Le point d’orgue de la visite pontificale fut la Messe de béatification des 123 martyrs coréens, au cours de laquelle le Pape François a en quelque sorte condensé le message qu’il avait voulu adresser au peuple coréen durant ces cinq jours. Il leur a laissé des modèles et intercesseurs, ces fidèles laïcs qui furent à l’origine de l’évangélisation de leur pays, avec ce seul mot clef: «martyre». Cette nuée de témoins, qui s’ajoutent désormais aux 103 martyrs coréens et prêtres des Missions Etrangères de Paris, déjà canonisés par saint Jean-Paul II, en 1984, constituent le secret de la fécondité de l’Eglise en Corée, c’est-à-dire de sa croissance et de son dynamisme missionnaire. Le Pape a demandé aux fidèles de les prendre comme des modèles de foi. Il leur a rappelé que le chrétien est appelé à choisir entre Jésus, qui est la Vérité et la Vie éternelle, et le monde. Or, le martyre, qui connaît l’avertissement du Seigneur («le monde vous haïra à cause de moi») choisit le Seigneur et donc sa Croix: «ils étaient prêts à de grands sacrifices et à se laisser dépouiller de tout ce qui pouvait les éloigner du Christ: les biens, le prestige et l’honneur, puisqu’ils savaient que seul le Christ était leur vrai trésor». Le Pape François leur a dit clairement qu’il s’agit d’un message d’actualité: de nos jours, la foi est mise à l’épreuve du monde de diverses manières: «il nous est demandé de faire des compromis sur la foi, de diluer les exigences radicales de l’Évangile et de nous conformer à l’esprit du temps. Et cependant les martyrs nous rappellent de mettre le Christ au dessus de tout, et de voir tout le reste en ce monde en relation avec lui et avec son Royaume éternel. Ils nous provoquent à nous demander s’il y quelque chose pour laquelle nous serions prêts à mourir». Oui, à la suite de certains journalistes et observateurs, on peut parler de «syndrome du Pape François», car, depuis le 16 août, date de la béatification, le nombre de pèlerins visitant les différents sanctuaires des martyrs a augmenté de 30 %!

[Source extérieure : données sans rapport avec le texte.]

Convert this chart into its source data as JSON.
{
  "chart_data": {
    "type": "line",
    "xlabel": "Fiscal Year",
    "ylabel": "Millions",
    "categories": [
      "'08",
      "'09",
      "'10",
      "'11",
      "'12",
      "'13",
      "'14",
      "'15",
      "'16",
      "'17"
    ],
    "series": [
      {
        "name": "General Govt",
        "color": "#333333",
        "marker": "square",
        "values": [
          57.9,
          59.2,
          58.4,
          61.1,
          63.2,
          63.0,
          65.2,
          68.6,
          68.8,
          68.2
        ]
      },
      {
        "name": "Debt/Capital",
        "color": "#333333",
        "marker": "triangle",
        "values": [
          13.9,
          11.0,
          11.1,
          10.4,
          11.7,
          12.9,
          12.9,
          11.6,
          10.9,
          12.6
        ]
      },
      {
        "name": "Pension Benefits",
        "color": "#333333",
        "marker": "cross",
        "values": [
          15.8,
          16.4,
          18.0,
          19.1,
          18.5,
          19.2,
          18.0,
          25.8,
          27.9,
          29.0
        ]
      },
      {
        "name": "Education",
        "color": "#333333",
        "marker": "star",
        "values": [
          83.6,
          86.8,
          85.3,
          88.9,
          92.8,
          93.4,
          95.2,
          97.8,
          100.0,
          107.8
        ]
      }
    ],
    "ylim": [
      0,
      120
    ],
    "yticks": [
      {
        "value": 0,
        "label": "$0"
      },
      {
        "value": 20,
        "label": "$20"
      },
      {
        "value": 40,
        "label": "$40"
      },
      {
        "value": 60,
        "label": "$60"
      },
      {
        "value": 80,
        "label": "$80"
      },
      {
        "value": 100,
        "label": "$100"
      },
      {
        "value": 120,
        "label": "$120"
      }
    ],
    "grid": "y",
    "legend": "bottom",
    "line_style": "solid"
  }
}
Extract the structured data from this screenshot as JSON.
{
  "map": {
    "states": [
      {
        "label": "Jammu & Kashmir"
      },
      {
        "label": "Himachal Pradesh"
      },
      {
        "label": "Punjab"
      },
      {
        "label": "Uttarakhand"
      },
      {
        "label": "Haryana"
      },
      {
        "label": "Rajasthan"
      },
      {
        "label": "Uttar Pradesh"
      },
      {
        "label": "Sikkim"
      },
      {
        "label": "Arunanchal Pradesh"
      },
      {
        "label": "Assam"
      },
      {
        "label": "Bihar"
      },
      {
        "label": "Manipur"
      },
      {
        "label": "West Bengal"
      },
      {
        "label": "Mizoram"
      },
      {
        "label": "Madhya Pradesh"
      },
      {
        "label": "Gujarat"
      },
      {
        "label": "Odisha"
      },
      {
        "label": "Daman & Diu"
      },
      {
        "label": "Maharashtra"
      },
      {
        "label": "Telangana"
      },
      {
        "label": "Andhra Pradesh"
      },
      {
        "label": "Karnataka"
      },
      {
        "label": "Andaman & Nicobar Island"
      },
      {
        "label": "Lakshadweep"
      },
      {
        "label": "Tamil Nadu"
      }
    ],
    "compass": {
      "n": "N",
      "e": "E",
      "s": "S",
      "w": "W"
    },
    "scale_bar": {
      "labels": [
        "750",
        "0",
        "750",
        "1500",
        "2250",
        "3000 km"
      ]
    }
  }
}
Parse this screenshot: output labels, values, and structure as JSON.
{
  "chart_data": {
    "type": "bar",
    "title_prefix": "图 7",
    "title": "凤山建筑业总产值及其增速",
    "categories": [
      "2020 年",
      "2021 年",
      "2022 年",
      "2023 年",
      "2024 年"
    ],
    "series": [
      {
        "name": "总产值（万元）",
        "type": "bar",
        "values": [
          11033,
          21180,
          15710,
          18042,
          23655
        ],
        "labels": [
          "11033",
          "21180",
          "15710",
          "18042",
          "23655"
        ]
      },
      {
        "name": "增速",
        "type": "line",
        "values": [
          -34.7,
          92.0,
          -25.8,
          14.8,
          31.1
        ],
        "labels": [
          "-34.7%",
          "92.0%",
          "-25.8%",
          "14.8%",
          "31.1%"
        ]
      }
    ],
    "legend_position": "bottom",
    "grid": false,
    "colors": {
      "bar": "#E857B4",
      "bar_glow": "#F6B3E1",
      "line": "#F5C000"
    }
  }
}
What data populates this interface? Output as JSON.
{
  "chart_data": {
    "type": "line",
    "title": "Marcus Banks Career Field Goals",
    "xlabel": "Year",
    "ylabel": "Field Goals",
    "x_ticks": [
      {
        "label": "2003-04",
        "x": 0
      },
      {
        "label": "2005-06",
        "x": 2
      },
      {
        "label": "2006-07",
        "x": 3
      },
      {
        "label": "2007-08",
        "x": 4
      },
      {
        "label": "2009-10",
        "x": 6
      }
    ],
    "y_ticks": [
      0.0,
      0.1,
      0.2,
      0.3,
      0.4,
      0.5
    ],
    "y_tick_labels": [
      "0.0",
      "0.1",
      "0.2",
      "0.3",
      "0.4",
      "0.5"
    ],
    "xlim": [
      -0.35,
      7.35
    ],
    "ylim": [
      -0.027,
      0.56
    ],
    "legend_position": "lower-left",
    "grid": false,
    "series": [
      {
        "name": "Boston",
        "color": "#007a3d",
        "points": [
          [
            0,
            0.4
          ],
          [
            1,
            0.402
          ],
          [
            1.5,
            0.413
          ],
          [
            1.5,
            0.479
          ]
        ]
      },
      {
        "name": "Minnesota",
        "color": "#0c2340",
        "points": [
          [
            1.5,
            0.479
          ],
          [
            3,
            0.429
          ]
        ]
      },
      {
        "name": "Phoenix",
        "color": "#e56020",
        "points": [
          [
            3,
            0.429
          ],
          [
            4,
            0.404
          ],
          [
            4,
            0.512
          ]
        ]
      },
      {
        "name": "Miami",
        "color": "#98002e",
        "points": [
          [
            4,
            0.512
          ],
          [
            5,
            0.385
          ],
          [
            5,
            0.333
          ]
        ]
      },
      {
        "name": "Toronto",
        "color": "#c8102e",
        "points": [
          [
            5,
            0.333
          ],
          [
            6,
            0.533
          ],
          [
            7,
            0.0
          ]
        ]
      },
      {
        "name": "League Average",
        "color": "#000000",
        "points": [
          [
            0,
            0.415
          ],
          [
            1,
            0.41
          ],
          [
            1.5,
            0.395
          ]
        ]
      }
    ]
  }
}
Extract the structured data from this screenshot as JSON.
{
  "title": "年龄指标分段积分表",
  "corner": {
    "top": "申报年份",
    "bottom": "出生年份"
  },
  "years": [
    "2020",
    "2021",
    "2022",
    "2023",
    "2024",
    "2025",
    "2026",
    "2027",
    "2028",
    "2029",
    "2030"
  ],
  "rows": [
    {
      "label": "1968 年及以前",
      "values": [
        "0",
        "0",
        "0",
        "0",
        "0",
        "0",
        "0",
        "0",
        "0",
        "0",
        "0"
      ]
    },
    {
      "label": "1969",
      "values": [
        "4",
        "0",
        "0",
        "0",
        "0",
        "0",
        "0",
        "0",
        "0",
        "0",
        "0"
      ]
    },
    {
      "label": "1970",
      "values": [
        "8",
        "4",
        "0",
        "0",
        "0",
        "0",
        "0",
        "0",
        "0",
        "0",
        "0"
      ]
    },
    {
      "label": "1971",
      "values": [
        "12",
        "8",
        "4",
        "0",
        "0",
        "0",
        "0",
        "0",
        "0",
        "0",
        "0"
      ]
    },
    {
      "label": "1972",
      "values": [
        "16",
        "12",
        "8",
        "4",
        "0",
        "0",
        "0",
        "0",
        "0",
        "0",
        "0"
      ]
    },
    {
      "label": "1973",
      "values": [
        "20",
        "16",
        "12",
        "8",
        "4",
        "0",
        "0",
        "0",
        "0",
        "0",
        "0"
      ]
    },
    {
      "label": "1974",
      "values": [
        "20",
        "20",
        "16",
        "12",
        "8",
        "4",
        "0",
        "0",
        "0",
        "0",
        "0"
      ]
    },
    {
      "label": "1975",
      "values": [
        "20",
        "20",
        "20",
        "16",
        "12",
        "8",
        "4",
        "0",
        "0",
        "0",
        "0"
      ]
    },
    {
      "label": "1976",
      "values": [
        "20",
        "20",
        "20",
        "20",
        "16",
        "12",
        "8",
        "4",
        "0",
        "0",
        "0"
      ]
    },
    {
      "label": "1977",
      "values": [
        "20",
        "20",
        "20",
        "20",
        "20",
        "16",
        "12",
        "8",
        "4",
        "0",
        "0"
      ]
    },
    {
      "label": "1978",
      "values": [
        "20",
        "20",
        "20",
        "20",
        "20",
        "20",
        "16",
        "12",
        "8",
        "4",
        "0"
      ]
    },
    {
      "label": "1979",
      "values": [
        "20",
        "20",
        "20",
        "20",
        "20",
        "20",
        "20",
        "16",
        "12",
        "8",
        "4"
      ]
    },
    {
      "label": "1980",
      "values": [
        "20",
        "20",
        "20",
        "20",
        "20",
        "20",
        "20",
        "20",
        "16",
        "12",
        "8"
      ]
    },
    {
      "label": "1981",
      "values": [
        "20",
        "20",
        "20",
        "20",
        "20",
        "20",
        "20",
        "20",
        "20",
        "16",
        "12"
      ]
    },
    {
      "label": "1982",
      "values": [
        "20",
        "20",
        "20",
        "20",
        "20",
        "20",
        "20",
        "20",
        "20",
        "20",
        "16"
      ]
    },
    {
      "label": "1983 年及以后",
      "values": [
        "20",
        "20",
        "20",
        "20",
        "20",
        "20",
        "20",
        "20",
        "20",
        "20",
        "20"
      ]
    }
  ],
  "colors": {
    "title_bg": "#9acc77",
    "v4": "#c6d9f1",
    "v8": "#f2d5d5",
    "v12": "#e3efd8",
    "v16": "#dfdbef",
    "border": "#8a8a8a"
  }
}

En guise de conclusion, revenons un instant à la «Maison de l’Espoir» de Kkottongnae, et regardons comment le Pape François a su prendre congé du peuple coréen en lui adressant son plus beau geste d’affection: avant de quitter les enfants malades, le Saint-Père s’est tourné vers une statue de la Vierge Marie, comme on peut en voir à l’entrée de toutes les paroisses catholiques dans ce pays (il s’agit souvent de Notre-Dame de Lourdes); il a dit avec eux un «Ave Maria», puis, en sortant de la salle, il a mis ses mains au-dessus de sa tête pour former un cœur avec ses bras, un signe fort en Corée qui signifit: «Je t’aime».